Christy has Ewing's sarcoma, an aggressive cancer that can settle most anywhere in the body. Her tumor's location hid the disease for a long time.
It was on her spine but not in the back where it might be noticed as it put out new nodules. It grew inside her, from her spine into her chest cavity, where a golf-ball-size chunk pressed against her heart's aortic arch. It was not until a smaller segment grew in the spinal canal, pressing on the spinal cord, that she started having trouble walking.
Even then, it was at first chalked up to adolescent klutziness.
And the timing of the symptoms' onset didn't help with diagnosis, either. The girl started complaining of back pain right after she and her mother, Dr. Nancy Standler, had been riding roller coasters. Her back looked normal, and her mother, a pathologist, thought she'd twisted it a little. The fact that hot showers and a couple of ibuprofen soothed the pain seemed to confirm it.
One day, though, she fell off her platform shoes. They blamed the shoes. The next day, in regular shoes, she was having trouble. "Heel, toe, heel, toe," her mom said she gently nagged.

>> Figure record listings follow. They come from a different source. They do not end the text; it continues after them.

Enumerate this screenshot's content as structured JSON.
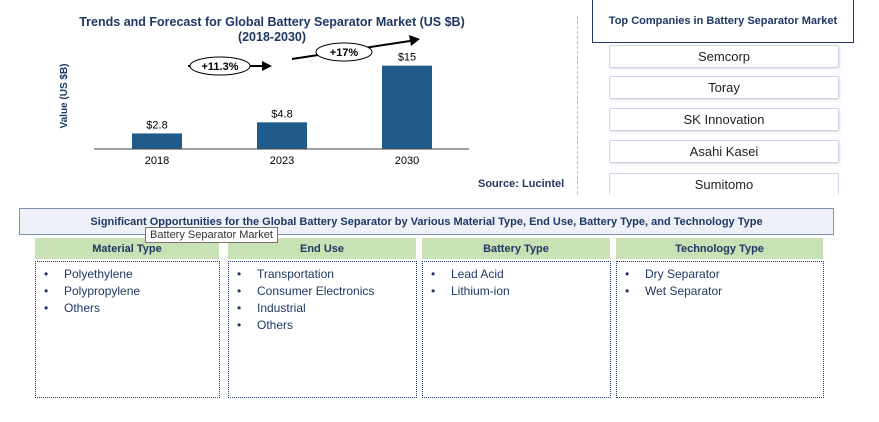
{
  "chart_data": {
    "type": "bar",
    "title": "Trends and Forecast for Global Battery Separator Market (US $B)",
    "subtitle": "(2018-2030)",
    "ylabel": "Value (US $B)",
    "xlabel": "",
    "categories": [
      "2018",
      "2023",
      "2030"
    ],
    "values": [
      2.8,
      4.8,
      15
    ],
    "data_labels": [
      "$2.8",
      "$4.8",
      "$15"
    ],
    "ylim": [
      0,
      18
    ],
    "bar_color": "#1f5c8b",
    "annotations": [
      {
        "text": "+11.3%",
        "from": "2018",
        "to": "2023"
      },
      {
        "text": "+17%",
        "from": "2023",
        "to": "2030"
      }
    ],
    "grid": false
  },
  "source": "Source: Lucintel",
  "companies": {
    "header": "Top Companies in Battery Separator Market",
    "items": [
      "Semcorp",
      "Toray",
      "SK Innovation",
      "Asahi Kasei",
      "Sumitomo"
    ]
  },
  "opportunities": {
    "header": "Significant Opportunities  for the Global Battery Separator by Various Material Type, End Use, Battery Type, and Technology Type",
    "tooltip": "Battery Separator Market",
    "columns": [
      {
        "title": "Material Type",
        "items": [
          "Polyethylene",
          "Polypropylene",
          "Others"
        ]
      },
      {
        "title": "End Use",
        "items": [
          "Transportation",
          "Consumer Electronics",
          "Industrial",
          "Others"
        ]
      },
      {
        "title": "Battery Type",
        "items": [
          "Lead Acid",
          "Lithium-ion"
        ]
      },
      {
        "title": "Technology Type",
        "items": [
          "Dry Separator",
          "Wet Separator"
        ]
      }
    ]
  },
  "colors": {
    "accent": "#1f3864",
    "bar": "#1f5c8b",
    "column_header": "#c9e2b5",
    "separator": "#f0b64a"
  }
}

She wanted to sleep a lot, but that wasn't anything particularly new. And a girl her age is often dramatic when pushed to do things she doesn't feel like doing. So her mom wasn't too worried.
Big trouble
Until, that is, the day she could hardly stand and barely walk. She had little leg strength to get into the car.
Doctors in the Dixie Regional Medical Center emergency room in St. George, one of two hospitals where Standler works as a pathologist, found her leg muscles were very weak. Testing showed a tumor in the front of the spine, midway down the chest. And a collapsed vertebrae, most likely from when she fell.
She was transferred to Primary Children's Medical Center, where a succession of experts from various specialties were consulted.
The tumor, if that's what it was, was big trouble. It was in a terrible location to remove. And it required an odd combination of special skills. Pediatric neurosurgeons don't usually do chests. Cardiologists do, but they don't deal much with the spine. And so on.